Ma… vedendo come l’Ucraina ha costruito la propria industria dei droni e vende droni in Medio Oriente – cioè, non utilizza in guerra tutti gli apparecchi prodotti, avendo capacità che superano le esigenze del fronte e del proprio esercito, e ci guadagna sopra – è arrivato il momento di dichiarare chiaramente cosa ci aspettiamo da loro in cambio.
Il know-how nei settori in cui sono forti. E la disponibilità alla cooperazione. Che ci cedano una parte dei droni che potremmo utilizzare. Siamo davvero aperti a varie opzioni. Questo ha anche un significato simbolico, non solo pratico.
E sono un po’ deluso che non si sia riusciti a realizzare nemmeno questo gesto simbolico.

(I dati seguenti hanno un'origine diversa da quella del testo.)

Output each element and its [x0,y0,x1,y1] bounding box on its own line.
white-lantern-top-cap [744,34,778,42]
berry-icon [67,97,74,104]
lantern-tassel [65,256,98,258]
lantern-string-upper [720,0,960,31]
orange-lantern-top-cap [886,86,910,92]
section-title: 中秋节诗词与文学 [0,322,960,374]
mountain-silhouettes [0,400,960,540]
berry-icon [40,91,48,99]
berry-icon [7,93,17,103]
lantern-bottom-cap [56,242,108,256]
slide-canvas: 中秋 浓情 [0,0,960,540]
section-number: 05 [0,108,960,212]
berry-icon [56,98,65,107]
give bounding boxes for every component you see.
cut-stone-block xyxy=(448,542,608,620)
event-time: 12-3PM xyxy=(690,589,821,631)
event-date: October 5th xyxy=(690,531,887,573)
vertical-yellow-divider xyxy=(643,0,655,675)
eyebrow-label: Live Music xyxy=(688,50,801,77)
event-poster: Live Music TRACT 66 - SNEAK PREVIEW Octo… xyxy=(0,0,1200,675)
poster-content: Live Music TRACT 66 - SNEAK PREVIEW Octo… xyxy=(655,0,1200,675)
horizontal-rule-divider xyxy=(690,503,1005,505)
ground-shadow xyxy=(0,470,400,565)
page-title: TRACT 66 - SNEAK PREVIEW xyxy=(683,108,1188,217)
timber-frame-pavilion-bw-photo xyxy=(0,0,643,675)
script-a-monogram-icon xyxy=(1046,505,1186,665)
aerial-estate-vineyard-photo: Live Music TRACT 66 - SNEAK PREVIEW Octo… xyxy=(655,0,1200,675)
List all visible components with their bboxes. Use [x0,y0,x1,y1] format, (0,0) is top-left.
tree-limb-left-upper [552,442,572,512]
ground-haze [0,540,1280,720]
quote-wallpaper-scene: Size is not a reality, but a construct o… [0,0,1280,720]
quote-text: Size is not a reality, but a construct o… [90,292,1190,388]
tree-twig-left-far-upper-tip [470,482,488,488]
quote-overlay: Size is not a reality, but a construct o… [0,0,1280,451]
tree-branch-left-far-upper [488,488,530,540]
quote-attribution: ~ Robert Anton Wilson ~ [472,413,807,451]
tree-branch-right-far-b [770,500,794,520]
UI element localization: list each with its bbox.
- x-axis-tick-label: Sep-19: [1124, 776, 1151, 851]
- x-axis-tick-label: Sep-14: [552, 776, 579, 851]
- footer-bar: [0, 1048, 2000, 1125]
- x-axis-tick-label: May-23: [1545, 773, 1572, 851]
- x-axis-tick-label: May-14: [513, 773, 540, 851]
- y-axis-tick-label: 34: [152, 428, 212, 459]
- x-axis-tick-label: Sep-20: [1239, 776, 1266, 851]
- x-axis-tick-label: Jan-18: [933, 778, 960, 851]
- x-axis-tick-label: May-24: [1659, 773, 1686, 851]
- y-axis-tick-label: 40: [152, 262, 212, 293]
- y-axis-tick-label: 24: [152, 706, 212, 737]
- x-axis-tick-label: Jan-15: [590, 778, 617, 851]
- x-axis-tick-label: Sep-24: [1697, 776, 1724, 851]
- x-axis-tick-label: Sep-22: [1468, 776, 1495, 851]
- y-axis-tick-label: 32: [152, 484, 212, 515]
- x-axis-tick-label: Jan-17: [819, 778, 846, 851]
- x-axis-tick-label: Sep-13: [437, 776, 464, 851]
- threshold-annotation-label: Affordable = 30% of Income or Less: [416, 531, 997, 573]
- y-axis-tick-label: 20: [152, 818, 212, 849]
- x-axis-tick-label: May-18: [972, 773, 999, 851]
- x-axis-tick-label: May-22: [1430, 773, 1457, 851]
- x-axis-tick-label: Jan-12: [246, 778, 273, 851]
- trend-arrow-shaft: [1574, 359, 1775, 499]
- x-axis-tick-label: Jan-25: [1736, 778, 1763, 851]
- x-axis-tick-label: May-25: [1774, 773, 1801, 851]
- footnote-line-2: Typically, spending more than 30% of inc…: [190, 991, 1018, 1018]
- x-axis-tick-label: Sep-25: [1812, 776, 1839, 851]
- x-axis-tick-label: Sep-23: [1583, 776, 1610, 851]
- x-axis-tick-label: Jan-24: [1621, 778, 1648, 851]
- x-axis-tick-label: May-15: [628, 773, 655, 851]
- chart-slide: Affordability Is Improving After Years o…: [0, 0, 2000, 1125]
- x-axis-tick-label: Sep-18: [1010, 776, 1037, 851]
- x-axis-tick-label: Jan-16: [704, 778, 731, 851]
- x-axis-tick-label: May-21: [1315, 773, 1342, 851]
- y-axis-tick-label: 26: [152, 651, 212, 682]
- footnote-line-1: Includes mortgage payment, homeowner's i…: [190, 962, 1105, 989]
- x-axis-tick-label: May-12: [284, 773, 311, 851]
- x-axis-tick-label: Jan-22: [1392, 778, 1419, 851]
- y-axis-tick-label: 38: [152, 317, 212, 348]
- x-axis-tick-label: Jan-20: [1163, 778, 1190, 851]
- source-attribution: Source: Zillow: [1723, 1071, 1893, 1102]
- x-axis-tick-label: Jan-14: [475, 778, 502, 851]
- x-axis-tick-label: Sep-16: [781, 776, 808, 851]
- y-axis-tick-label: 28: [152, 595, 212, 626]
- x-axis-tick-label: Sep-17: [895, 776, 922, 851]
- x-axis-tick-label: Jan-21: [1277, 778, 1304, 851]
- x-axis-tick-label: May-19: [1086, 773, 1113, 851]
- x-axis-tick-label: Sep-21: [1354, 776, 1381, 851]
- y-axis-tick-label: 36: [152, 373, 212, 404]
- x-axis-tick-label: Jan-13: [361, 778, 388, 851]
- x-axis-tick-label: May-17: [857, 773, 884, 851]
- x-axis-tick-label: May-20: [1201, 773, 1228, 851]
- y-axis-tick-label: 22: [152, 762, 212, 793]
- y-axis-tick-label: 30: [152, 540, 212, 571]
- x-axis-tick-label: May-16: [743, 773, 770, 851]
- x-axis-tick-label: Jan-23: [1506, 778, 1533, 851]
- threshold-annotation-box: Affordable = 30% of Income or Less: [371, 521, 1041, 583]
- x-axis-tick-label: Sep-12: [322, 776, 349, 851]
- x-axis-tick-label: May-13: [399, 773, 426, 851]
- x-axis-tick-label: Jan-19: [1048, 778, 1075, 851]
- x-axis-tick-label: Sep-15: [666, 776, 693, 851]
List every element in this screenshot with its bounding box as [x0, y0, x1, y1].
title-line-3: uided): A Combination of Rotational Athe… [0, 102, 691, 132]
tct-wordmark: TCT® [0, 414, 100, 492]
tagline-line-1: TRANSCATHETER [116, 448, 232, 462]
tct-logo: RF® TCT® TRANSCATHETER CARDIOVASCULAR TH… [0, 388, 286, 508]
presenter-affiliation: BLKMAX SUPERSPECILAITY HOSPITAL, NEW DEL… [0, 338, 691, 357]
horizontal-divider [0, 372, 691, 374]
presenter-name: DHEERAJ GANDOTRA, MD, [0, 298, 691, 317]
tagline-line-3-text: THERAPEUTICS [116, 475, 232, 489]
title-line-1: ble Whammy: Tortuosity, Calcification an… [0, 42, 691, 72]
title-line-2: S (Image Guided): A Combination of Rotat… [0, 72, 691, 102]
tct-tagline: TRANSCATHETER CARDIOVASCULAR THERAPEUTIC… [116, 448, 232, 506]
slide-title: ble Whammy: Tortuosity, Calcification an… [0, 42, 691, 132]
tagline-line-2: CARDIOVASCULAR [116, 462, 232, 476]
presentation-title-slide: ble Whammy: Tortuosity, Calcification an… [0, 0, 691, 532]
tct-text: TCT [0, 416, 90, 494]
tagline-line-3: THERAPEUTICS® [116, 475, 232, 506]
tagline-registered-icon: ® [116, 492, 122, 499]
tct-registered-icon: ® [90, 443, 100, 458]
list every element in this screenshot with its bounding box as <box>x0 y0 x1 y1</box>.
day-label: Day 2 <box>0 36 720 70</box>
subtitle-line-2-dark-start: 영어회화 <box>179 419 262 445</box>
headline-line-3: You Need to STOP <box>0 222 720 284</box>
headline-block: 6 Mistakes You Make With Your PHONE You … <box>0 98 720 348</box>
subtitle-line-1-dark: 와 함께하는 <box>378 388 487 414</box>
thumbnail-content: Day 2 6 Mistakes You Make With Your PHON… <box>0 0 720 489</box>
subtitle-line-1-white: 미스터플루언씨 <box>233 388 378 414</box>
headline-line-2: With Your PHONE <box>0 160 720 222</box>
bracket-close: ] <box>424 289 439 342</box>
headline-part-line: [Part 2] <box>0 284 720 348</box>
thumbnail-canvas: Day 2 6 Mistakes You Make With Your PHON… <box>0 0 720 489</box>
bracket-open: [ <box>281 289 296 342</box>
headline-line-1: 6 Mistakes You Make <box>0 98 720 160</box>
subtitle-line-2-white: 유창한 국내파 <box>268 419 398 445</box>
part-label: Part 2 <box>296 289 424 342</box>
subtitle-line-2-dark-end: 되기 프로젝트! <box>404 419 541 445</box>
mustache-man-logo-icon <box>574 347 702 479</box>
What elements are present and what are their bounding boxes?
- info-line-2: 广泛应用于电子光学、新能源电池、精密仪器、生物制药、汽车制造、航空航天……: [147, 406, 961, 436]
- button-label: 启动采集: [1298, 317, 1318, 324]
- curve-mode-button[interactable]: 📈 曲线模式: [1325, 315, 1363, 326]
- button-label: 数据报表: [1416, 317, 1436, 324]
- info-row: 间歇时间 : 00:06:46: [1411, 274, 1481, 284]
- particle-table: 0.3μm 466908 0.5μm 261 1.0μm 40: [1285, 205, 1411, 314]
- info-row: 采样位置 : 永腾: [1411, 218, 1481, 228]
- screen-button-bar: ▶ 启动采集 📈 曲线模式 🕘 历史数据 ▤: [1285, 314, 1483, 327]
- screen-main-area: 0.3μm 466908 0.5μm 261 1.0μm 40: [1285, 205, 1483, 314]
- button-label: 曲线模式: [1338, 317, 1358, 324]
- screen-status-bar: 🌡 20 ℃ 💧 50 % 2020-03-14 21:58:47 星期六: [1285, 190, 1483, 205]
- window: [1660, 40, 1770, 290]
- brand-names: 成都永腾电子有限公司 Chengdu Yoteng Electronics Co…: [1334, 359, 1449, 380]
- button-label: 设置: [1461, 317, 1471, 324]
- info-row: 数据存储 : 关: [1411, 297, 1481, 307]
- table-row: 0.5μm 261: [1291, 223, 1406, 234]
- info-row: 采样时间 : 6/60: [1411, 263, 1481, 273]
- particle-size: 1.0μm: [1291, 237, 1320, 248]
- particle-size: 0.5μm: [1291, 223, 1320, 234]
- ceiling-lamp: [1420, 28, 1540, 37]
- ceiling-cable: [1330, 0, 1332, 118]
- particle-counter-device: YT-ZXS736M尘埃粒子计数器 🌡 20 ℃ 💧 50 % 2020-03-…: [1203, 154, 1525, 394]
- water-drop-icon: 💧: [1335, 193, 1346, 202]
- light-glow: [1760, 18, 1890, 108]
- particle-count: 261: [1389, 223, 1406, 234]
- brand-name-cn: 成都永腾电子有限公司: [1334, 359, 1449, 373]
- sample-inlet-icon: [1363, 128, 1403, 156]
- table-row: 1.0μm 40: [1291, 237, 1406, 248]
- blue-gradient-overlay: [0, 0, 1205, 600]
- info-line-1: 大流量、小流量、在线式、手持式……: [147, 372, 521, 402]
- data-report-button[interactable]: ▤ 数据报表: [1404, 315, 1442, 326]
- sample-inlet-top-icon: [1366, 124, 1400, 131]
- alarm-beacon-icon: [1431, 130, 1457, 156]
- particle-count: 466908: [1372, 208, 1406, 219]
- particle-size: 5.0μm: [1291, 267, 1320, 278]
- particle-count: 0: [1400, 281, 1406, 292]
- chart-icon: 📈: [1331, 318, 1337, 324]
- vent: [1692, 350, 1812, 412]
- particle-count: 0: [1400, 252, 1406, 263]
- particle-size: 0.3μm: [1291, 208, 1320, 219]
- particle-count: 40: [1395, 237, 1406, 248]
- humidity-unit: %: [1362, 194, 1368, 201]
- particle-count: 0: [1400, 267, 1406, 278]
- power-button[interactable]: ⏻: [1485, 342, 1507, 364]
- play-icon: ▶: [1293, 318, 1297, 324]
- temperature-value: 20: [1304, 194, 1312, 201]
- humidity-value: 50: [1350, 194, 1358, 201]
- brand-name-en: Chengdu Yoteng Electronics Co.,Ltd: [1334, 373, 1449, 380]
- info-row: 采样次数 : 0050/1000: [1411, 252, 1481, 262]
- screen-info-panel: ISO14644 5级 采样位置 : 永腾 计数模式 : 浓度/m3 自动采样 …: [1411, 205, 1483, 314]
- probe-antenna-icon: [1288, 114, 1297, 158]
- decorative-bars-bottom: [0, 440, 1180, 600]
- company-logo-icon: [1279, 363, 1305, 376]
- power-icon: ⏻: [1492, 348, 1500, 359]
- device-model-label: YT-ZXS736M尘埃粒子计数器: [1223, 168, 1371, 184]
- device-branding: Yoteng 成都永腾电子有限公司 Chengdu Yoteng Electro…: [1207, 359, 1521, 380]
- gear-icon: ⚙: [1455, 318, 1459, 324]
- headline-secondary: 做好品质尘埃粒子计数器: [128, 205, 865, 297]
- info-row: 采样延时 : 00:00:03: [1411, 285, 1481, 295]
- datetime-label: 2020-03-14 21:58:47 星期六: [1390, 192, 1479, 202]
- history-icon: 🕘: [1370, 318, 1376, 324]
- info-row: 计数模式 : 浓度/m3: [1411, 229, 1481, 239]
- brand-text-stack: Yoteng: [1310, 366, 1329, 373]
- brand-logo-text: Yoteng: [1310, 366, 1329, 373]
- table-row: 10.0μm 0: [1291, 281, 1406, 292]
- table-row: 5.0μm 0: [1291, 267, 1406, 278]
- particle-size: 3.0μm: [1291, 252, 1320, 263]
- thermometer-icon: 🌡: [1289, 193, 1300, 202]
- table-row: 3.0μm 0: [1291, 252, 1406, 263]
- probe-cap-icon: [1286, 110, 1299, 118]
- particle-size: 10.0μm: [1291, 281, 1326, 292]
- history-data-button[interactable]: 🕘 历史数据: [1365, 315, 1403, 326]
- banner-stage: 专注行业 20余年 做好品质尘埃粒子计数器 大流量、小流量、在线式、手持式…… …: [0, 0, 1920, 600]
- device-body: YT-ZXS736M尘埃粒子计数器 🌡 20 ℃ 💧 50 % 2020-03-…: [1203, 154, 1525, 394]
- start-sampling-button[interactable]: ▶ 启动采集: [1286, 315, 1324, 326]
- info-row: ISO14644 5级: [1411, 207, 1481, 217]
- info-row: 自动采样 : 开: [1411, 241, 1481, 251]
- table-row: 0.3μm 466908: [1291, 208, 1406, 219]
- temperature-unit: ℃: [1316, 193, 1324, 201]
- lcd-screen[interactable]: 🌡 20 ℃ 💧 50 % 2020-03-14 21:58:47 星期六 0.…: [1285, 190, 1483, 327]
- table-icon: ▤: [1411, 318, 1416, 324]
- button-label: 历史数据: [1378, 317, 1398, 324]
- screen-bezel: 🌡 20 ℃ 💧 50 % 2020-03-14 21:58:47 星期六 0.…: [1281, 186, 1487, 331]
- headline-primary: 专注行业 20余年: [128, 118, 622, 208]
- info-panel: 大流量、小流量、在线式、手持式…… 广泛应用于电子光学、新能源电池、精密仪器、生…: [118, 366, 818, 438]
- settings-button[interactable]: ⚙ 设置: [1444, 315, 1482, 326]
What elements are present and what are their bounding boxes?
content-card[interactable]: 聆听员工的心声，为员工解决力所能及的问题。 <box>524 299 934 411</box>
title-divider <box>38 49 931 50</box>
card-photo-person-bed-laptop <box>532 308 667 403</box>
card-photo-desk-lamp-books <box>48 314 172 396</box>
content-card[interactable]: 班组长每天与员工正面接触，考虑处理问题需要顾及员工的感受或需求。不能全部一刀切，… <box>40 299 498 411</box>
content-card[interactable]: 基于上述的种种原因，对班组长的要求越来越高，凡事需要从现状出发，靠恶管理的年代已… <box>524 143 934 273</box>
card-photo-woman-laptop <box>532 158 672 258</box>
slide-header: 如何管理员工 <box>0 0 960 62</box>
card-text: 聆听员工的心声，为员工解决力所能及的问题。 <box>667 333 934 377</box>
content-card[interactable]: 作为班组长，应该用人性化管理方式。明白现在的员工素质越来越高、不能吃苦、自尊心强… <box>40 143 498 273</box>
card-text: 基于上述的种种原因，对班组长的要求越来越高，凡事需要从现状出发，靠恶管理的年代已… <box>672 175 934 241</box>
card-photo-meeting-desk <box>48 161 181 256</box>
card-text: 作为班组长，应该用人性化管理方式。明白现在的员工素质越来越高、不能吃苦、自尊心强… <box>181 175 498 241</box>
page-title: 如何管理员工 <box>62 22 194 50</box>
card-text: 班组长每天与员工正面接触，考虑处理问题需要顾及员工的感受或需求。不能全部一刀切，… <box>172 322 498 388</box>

Al momento, tra gli stati maggiori sono in corso discussioni sulla manutenzione di questi aerei, sulle riparazioni: chi deve eseguirle e a carico di chi. … La Bulgaria è pronta ad acquistarli. All’Ucraina rimane sempre meno tempo su questa questione; la decisione definitiva deve essere presa nelle prossime settimane».